National Pension Service (NPS), is expected to invest €500 million, followed by Korea‘s sovereign wealth fund, Korea Investment Corporation (KIC), which will invest a significant amount of money, according to unnamed sources.

Other institutional investors, such as the Korea Teachers’ Credit Union, and major insurance companies, including Kyobo Life Insurance and KB Insurance, are likely to put in funds worth a combined W50 billion to W100 billion.

The European firm’s flagship fund targets a return in the mid-10% range. Antin Infrastructure Fund V hopes to raise €10 billion euros ($11 billion).

Source: Maeil Business News Korea

MACAU

Macau’s Provident Fund Scheme for Workers in the Public Services said it will add a Chinese government bond fund, the HSBC Global Funds ICAV - China Government Local Bond Index Fund, as a new investment option to increase the flexibility for government employees to diversify investment risks.

The arrangement will be effective in June.

The new fund invests in bonds issued by China’s central government and three Chinese policy banks (China Development Bank, Export–Import Bank of China, and Agricultural Development Bank of China).

Source: Macao SAR Government

SINGAPORE

A digital infrastructure provider backed by state-owned investment firm Temasek is considering raising as much as $1 billion in a funding round before its potential initial public offering, according to people with knowledge of the matter.
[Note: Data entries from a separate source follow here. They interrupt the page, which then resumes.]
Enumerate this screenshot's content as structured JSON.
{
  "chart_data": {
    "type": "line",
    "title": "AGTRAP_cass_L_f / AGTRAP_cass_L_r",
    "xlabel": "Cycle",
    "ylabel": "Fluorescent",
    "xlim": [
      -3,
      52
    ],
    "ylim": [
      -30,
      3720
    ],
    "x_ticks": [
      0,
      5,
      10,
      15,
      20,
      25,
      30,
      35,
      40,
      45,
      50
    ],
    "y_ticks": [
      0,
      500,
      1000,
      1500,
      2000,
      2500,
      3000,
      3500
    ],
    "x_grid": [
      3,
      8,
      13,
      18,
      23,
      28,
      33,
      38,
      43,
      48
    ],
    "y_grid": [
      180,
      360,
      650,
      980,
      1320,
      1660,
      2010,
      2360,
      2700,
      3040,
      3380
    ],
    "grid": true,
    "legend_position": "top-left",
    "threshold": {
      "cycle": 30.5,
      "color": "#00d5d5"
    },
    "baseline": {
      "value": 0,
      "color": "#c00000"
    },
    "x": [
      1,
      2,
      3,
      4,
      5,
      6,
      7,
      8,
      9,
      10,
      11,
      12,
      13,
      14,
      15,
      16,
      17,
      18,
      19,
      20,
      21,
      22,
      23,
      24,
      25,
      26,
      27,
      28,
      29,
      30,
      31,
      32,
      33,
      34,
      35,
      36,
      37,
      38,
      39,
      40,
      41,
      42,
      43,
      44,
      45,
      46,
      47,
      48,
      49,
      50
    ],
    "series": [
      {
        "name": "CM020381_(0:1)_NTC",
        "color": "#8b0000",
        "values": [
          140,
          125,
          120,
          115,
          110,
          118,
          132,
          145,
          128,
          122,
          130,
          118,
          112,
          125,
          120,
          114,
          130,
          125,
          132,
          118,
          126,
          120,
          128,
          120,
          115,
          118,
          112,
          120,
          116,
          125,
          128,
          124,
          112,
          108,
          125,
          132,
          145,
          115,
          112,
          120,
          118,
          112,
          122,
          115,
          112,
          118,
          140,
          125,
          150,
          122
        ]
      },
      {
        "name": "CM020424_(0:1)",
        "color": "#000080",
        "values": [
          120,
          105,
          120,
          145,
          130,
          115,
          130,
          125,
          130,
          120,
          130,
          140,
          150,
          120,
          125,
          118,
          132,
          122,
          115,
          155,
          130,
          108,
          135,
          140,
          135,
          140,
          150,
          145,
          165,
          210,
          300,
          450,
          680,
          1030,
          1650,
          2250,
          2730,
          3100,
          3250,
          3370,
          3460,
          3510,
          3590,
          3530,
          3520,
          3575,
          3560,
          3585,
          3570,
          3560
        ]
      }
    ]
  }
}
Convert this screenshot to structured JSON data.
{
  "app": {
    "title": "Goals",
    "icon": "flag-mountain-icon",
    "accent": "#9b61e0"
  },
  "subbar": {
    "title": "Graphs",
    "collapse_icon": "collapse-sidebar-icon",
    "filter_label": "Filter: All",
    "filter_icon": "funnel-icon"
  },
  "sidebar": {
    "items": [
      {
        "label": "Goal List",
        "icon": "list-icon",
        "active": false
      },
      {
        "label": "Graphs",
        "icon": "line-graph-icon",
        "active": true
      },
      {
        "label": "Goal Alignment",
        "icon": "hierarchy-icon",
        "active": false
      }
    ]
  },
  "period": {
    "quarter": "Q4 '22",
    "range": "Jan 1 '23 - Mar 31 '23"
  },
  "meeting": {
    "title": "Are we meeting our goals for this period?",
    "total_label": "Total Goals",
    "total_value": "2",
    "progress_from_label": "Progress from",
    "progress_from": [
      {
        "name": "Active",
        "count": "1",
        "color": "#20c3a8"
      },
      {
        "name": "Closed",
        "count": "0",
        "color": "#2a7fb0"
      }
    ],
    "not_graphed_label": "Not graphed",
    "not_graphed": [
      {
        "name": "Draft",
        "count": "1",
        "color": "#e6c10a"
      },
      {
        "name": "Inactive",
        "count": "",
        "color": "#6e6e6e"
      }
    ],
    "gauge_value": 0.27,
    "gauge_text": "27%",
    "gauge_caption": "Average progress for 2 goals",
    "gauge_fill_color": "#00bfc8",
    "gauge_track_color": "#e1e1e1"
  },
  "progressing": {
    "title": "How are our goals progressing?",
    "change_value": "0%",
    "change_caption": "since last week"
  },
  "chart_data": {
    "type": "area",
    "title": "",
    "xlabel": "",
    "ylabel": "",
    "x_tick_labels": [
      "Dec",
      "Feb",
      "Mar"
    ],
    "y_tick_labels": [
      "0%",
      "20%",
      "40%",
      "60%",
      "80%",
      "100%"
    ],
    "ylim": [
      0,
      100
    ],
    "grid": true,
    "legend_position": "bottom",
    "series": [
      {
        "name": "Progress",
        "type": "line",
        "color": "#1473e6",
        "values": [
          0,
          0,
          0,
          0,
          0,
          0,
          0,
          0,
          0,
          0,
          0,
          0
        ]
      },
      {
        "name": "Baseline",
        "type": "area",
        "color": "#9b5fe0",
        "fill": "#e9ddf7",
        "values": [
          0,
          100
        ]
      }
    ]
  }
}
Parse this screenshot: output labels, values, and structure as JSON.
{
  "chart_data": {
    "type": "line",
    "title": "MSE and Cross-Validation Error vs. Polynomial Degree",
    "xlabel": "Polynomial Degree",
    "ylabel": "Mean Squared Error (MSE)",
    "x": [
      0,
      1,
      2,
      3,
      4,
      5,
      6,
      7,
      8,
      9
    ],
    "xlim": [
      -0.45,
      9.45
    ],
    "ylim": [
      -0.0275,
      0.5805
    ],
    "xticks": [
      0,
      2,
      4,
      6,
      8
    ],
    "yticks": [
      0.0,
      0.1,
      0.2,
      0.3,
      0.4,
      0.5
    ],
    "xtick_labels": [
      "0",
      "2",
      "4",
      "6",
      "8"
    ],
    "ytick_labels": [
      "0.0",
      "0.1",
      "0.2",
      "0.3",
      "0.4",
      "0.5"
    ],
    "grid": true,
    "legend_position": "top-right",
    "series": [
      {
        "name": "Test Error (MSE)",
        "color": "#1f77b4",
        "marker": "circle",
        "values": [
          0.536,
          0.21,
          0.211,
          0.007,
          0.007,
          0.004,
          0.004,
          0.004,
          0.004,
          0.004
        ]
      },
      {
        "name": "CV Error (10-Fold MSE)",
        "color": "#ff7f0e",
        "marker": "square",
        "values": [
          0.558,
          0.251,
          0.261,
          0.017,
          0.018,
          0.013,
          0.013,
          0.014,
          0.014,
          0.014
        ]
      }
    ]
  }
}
ST Telemedia Global Data Centres has held talks with potential advisers on the fundraising as it’s keen to bring in strategic investors, the people said.

STT GDC is one of Asia’s largest data center operators, managing more than 170 facilities in Singapore, India, China, Thailand, South Korea, Indonesia, Japan, the Philippines and the UK, its website shows. Temasek fully owns Singapore Technologies Telemedia Pte, the parent of STT GDC.

Source: Bloomberg

Sovereign wealth fund GIC Pte has emerged as the frontrunner to buy a stake in Messer SE, a deal that could value the German industrial gas maker at more than $10 billion, people familiar with the matter said.

The investment firm is in talks to inject about €2 billion ($2.2 billion) into Messer in return for a 20% stake, the people said, asking not to be identified because the information is private.

While GIC is currently seen as the most likely investor, EQT AB was also shortlisted and remains interested.